Não encaminhe nem baixe a imagem. Preserve URL, conta ou remetente, horário, grupo e protocolo sem reproduzir o conteúdo e siga a orientação policial para coleta. Registre o fato em unidade especializada ou delegacia disponível, informando a idade da pessoa retratada e o modo de circulação.

Se o episódio ocorreu entre colegas, comunique a escola para interromper a disseminação e proteger o adolescente.

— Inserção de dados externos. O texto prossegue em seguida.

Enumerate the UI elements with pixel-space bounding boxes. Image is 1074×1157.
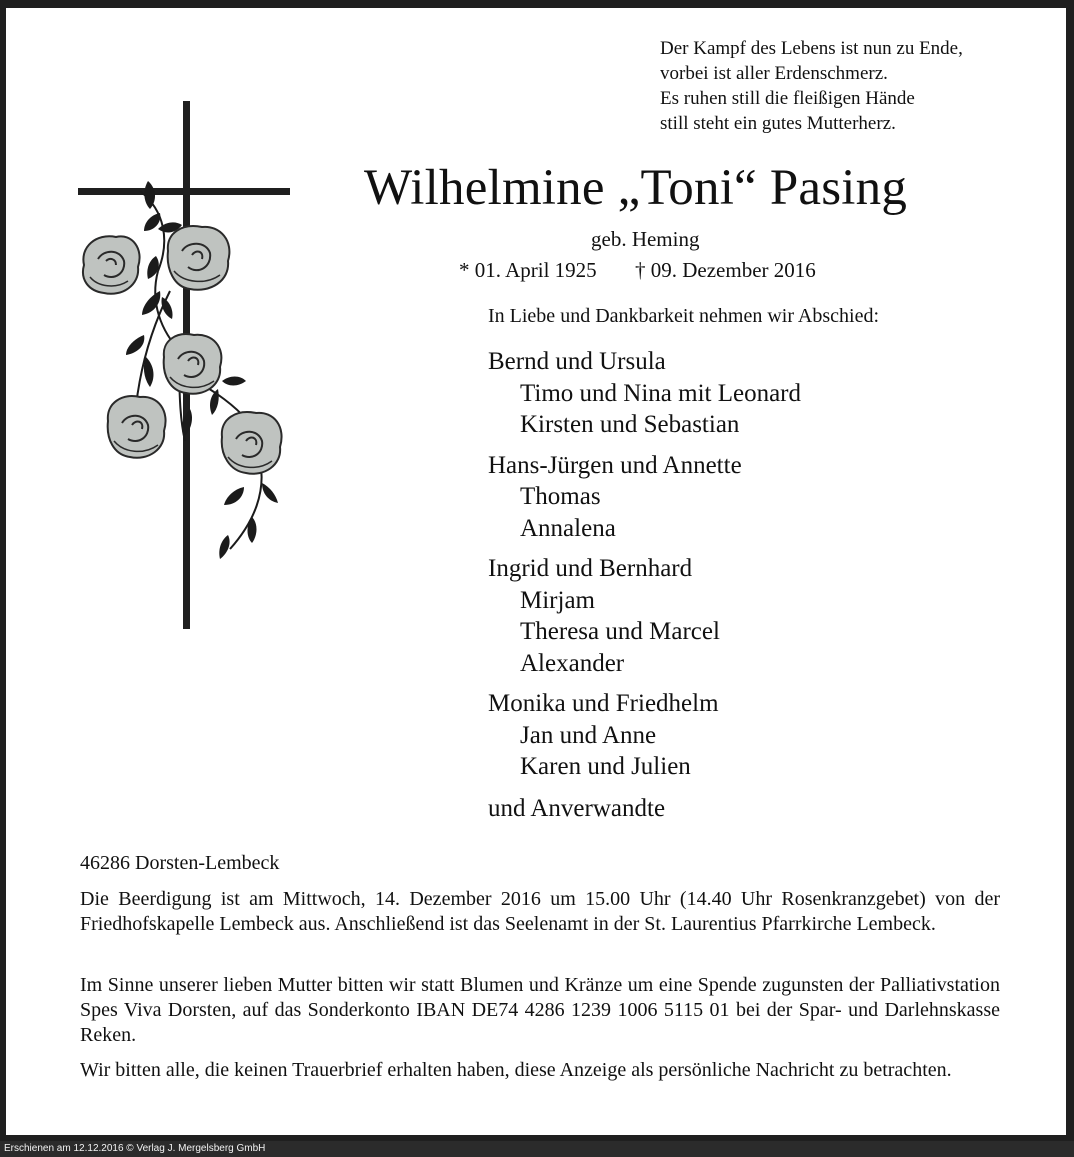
poem-line: vorbei ist aller Erdenschmerz. <box>660 63 888 84</box>
notice-paragraph: Wir bitten alle, die keinen Trauerbrief erhalten haben, diese Anzeige als persönliche Nachricht zu betrachten. <box>80 1059 952 1081</box>
birth-name: geb. Heming <box>591 227 700 251</box>
farewell-intro: In Liebe und Dankbarkeit nehmen wir Abschied: <box>488 305 879 327</box>
family-parents: Bernd und Ursula <box>488 348 666 375</box>
location: 46286 Dorsten-Lembeck <box>80 852 280 874</box>
family-child: Karen und Julien <box>520 753 691 780</box>
poem-line: still steht ein gutes Mutterherz. <box>660 113 896 134</box>
family-child: Jan und Anne <box>520 721 657 749</box>
family-group <box>488 553 801 679</box>
family-list <box>488 346 801 792</box>
birth-date: * 01. April 1925 <box>459 258 597 282</box>
poem-line: Es ruhen still die fleißigen Hände <box>660 88 915 109</box>
family-group <box>488 688 801 783</box>
death-date: † 09. Dezember 2016 <box>635 258 816 282</box>
family-child: Timo und Nina mit Leonard <box>520 379 802 407</box>
family-child: Thomas <box>520 483 601 510</box>
family-group <box>488 450 801 545</box>
closing-line: und Anverwandte <box>488 795 666 822</box>
family-child: Mirjam <box>520 586 595 614</box>
cross-with-roses-icon <box>70 91 290 631</box>
deceased-name: Wilhelmine „Toni“ Pasing <box>364 160 908 216</box>
family-child: Theresa und Marcel <box>520 618 720 645</box>
family-group <box>488 346 801 441</box>
family-child: Annalena <box>520 514 616 542</box>
family-parents: Monika und Friedhelm <box>488 690 719 717</box>
poem <box>660 36 1050 136</box>
family-parents: Hans-Jürgen und Annette <box>488 451 742 479</box>
family-parents: Ingrid und Bernhard <box>488 555 693 582</box>
family-child: Alexander <box>520 649 625 677</box>
funeral-paragraph: Die Beerdigung ist am Mittwoch, 14. Dezember 2016 um 15.00 Uhr (14.40 Uhr Rosenkranzgebet) von der Friedhofskapelle Lembeck aus. Anschließend ist das Seelenamt in der St. Laurentius Pfarrkirche Lembeck. <box>80 888 1000 935</box>
donation-paragraph: Im Sinne unserer lieben Mutter bitten wir statt Blumen und Kränze um eine Spende zugunsten der Palliativstation Spes Viva Dorsten, auf das Sonderkonto IBAN DE74 4286 1239 1006 5115 01 bei der Spar- und Darlehnskasse Reken. <box>80 974 1000 1046</box>
publication-footer: Erschienen am 12.12.2016 © Verlag J. Mergelsberg GmbH <box>0 1141 1074 1157</box>
poem-line: Der Kampf des Lebens ist nun zu Ende, <box>660 38 963 59</box>
family-child: Kirsten und Sebastian <box>520 411 740 438</box>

Conselho Tutelar e rede de proteção podem ser acionados conforme risco e necessidade, sem expor o material em grupos de responsáveis.

Proteção e apuração não exigem que a família reconstrua toda a rede

Os responsáveis não precisam identificar todos os que receberam o arquivo antes de buscar ajuda. Para a proteção, a escola pode conter a circulação em seu ambiente, o Conselho Tutelar e a rede avaliam necessidades, e o Disque 100 recebe e encaminha o relato de violação. A investigação tem o papel de identificar autores e a cadeia de compartilhamento. Manter essas funções distintas evita que a família interrogue estudantes ou distribua o conteúdo na tentativa de provar seu alcance.

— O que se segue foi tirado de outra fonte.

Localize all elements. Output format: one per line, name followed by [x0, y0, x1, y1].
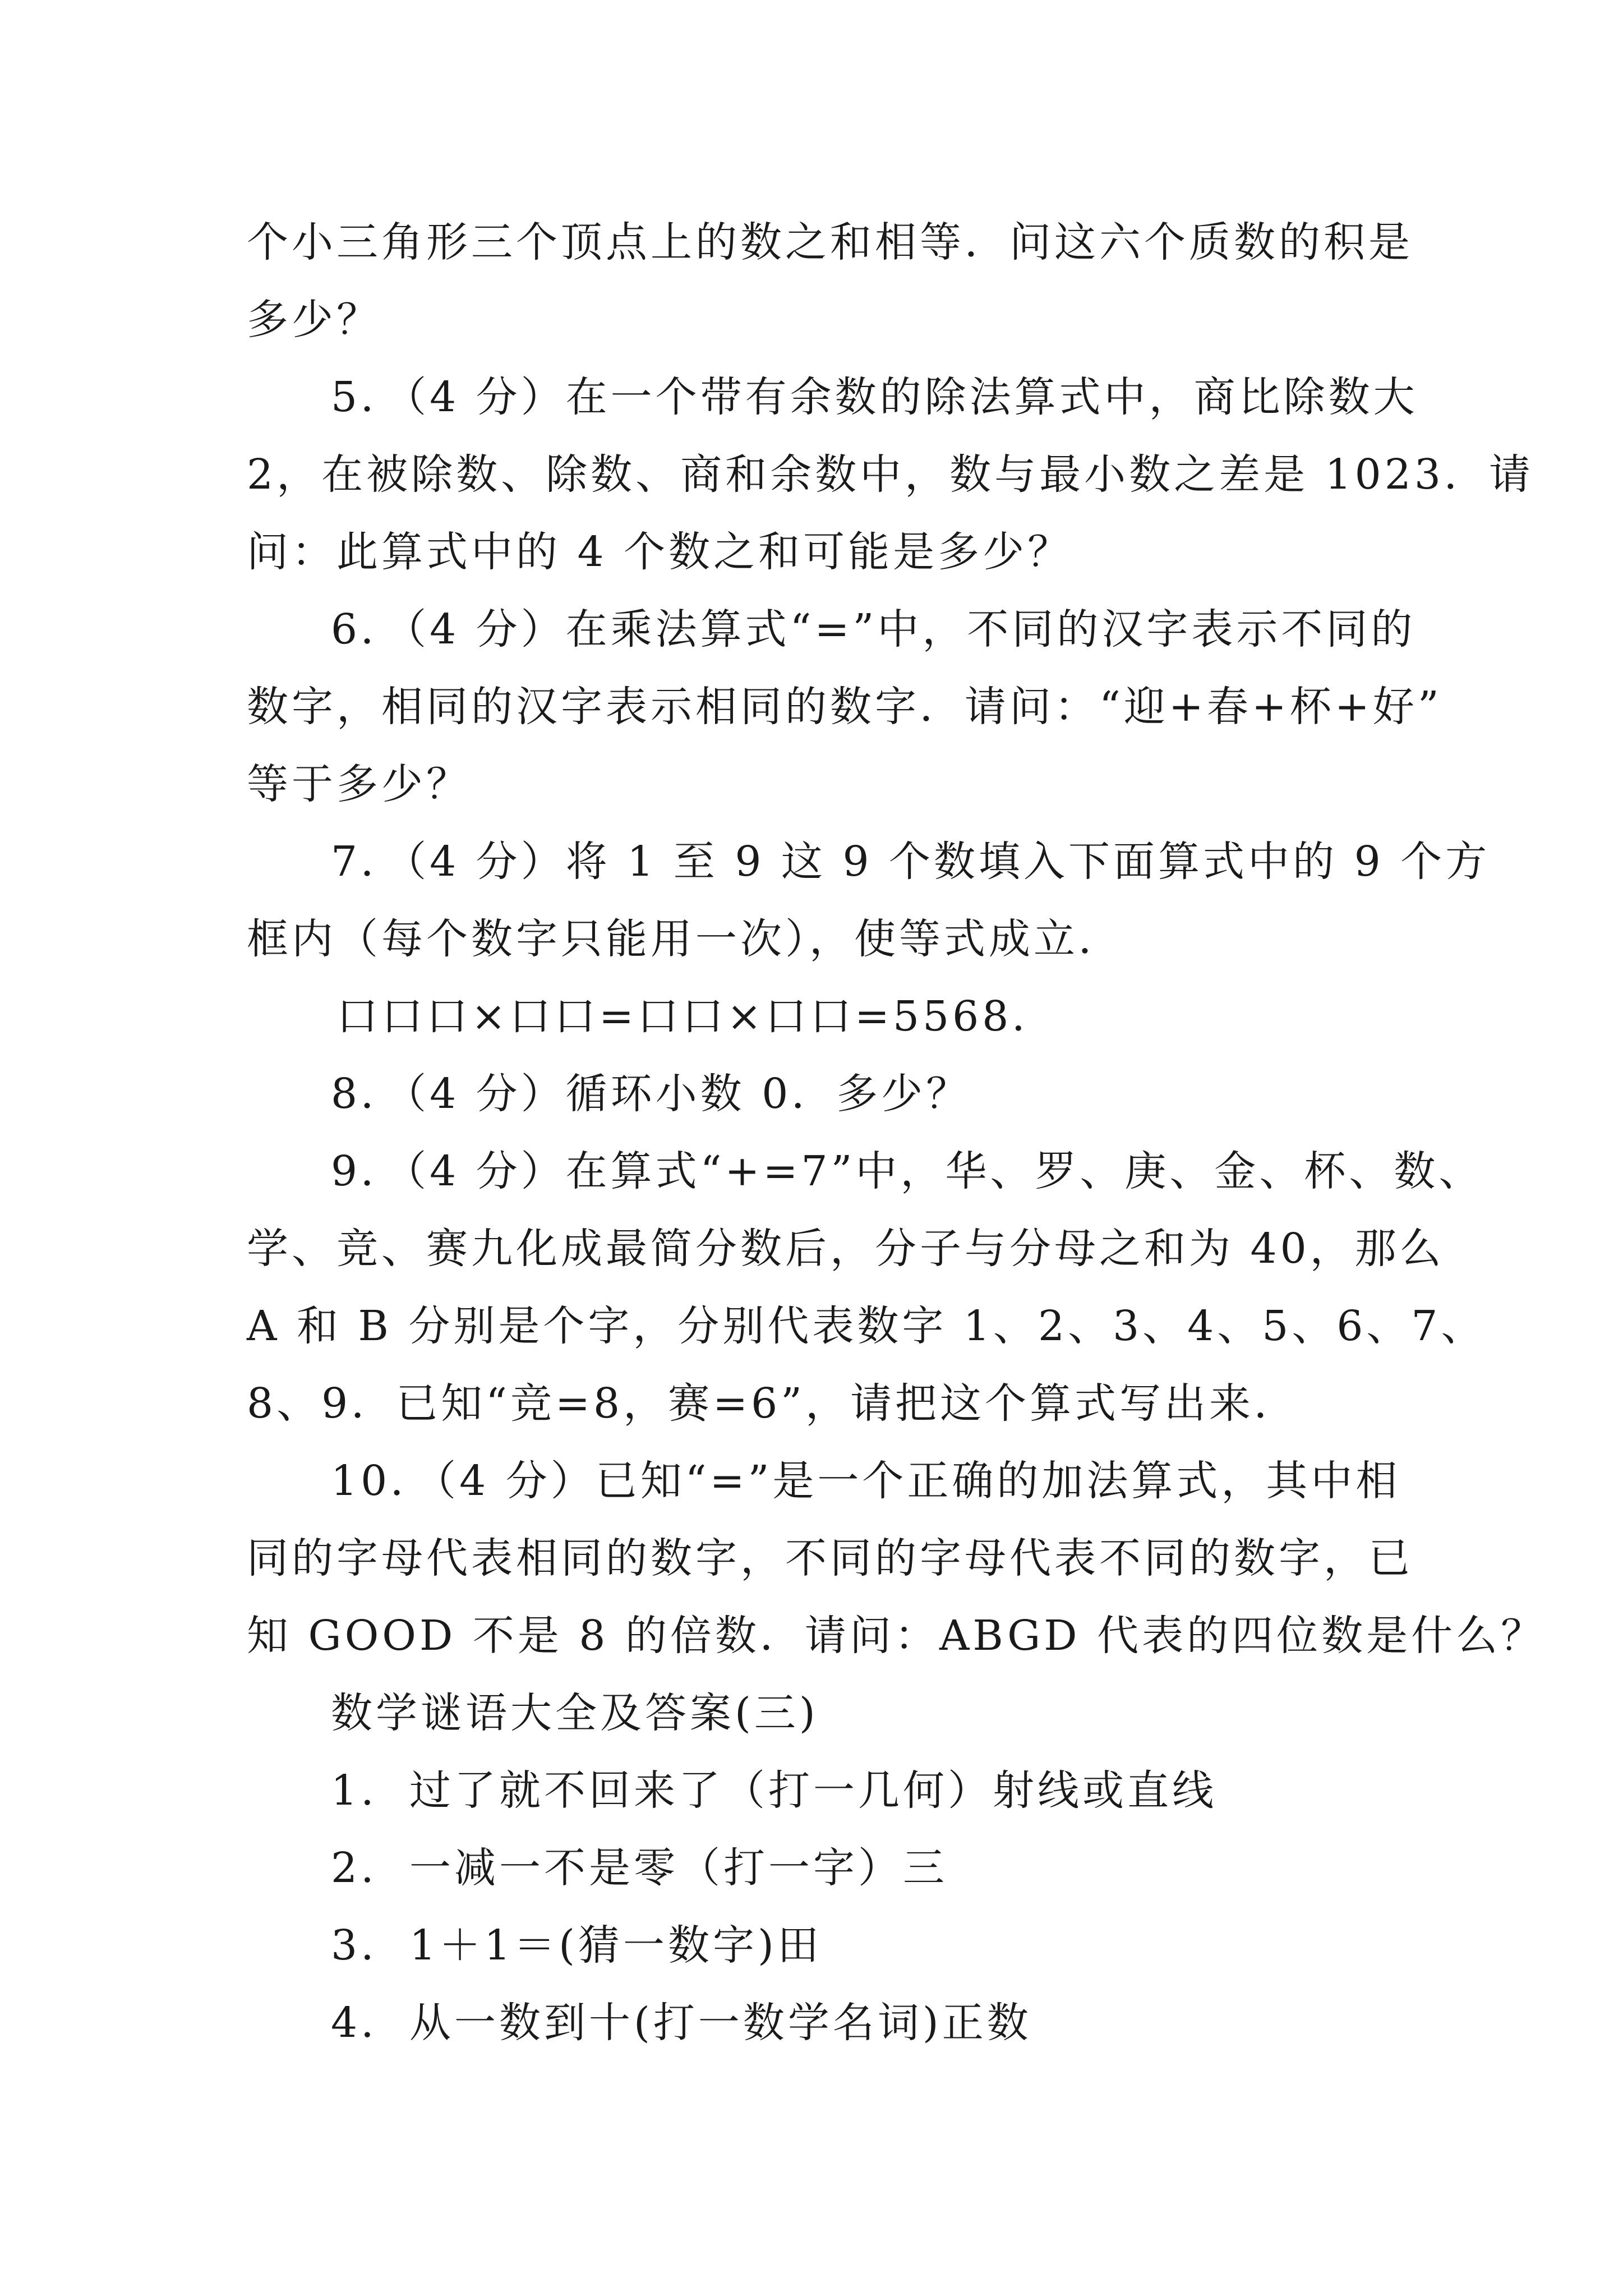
question-8-line: 8．（4 分）循环小数 0．多少？ — [331, 1070, 971, 1118]
text-line: 学、竞、赛九化成最简分数后，分子与分母之和为 40，那么 — [247, 1225, 1445, 1273]
riddle-text: 1＋1＝(猜一数字)田 — [409, 1921, 822, 1970]
riddle-number: 4. — [331, 1999, 377, 2047]
text-line: 框内（每个数字只能用一次），使等式成立． — [247, 915, 1123, 963]
riddle-number: 1. — [331, 1766, 377, 1815]
text-line: A 和 B 分别是个字，分别代表数字 1、2、3、4、5、6、7、 — [247, 1302, 1486, 1350]
text-line: 个小三角形三个顶点上的数之和相等．问这六个质数的积是 — [247, 218, 1413, 266]
riddle-text: 一减一不是零（打一字）三 — [409, 1844, 948, 1892]
riddle-item — [331, 1917, 822, 1973]
riddle-item — [331, 1995, 1032, 2051]
riddle-item — [331, 1840, 948, 1896]
question-9-line: 9．（4 分）在算式“+=7”中，华、罗、庚、金、杯、数、 — [331, 1147, 1484, 1195]
riddle-text: 过了就不回来了（打一几何）射线或直线 — [409, 1766, 1217, 1815]
text-line: 知 GOOD 不是 8 的倍数．请问：ABGD 代表的四位数是什么？ — [247, 1612, 1546, 1660]
question-5-line: 5．（4 分）在一个带有余数的除法算式中，商比除数大 — [331, 373, 1418, 421]
text-line: 数字，相同的汉字表示相同的数字．请问：“迎+春+杯+好” — [247, 683, 1442, 731]
question-6-line: 6．（4 分）在乘法算式“=”中，不同的汉字表示不同的 — [331, 605, 1416, 654]
text-line: 8、9．已知“竞=8，赛=6”，请把这个算式写出来． — [247, 1379, 1299, 1428]
text-line: 同的字母代表相同的数字，不同的字母代表不同的数字，已 — [247, 1534, 1413, 1582]
question-7-line: 7．（4 分）将 1 至 9 这 9 个数填入下面算式中的 9 个方 — [331, 838, 1491, 886]
riddle-item — [331, 1763, 1217, 1819]
equation-line: 口口口×口口=口口×口口=5568． — [336, 992, 1057, 1041]
riddle-number: 3. — [331, 1921, 377, 1970]
question-10-line: 10．（4 分）已知“=”是一个正确的加法算式，其中相 — [331, 1457, 1401, 1505]
section-heading: 数学谜语大全及答案(三) — [331, 1689, 819, 1737]
text-line: 问：此算式中的 4 个数之和可能是多少？ — [247, 528, 1073, 576]
riddle-text: 从一数到十(打一数学名词)正数 — [409, 1999, 1032, 2047]
riddle-number: 2. — [331, 1844, 377, 1892]
text-line: 2，在被除数、除数、商和余数中，数与最小数之差是 1023．请 — [247, 450, 1534, 499]
text-line: 等于多少？ — [247, 760, 471, 808]
text-line: 多少？ — [247, 296, 381, 344]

Ao comunicar o fato, informe idade, descrição do conteúdo sem reproduzi-lo, URL, conta ou grupo, data, horário e protocolos já obtidos. Se a autoridade precisar de coleta técnica, siga a orientação do canal competente. O ECA distingue divulgação no art. 241-A de aquisição, posse ou armazenamento no art. 241-B e usa a definição do art. 241-E; por isso, a família não deve criar cópias adicionais nem pressupor que todo nu tenha a mesma classificação jurídica.

Canais públicos de apoio à família

O Disque 100 recebe demandas sobre violações de direitos humanos, inclusive envolvendo crianças e adolescentes, e pode encaminhar o relato aos órgãos competentes. O Conselho Tutelar atua dentro das atribuições dos arts. 101 e 136 do ECA e pode aplicar ou requisitar medidas e serviços cabíveis.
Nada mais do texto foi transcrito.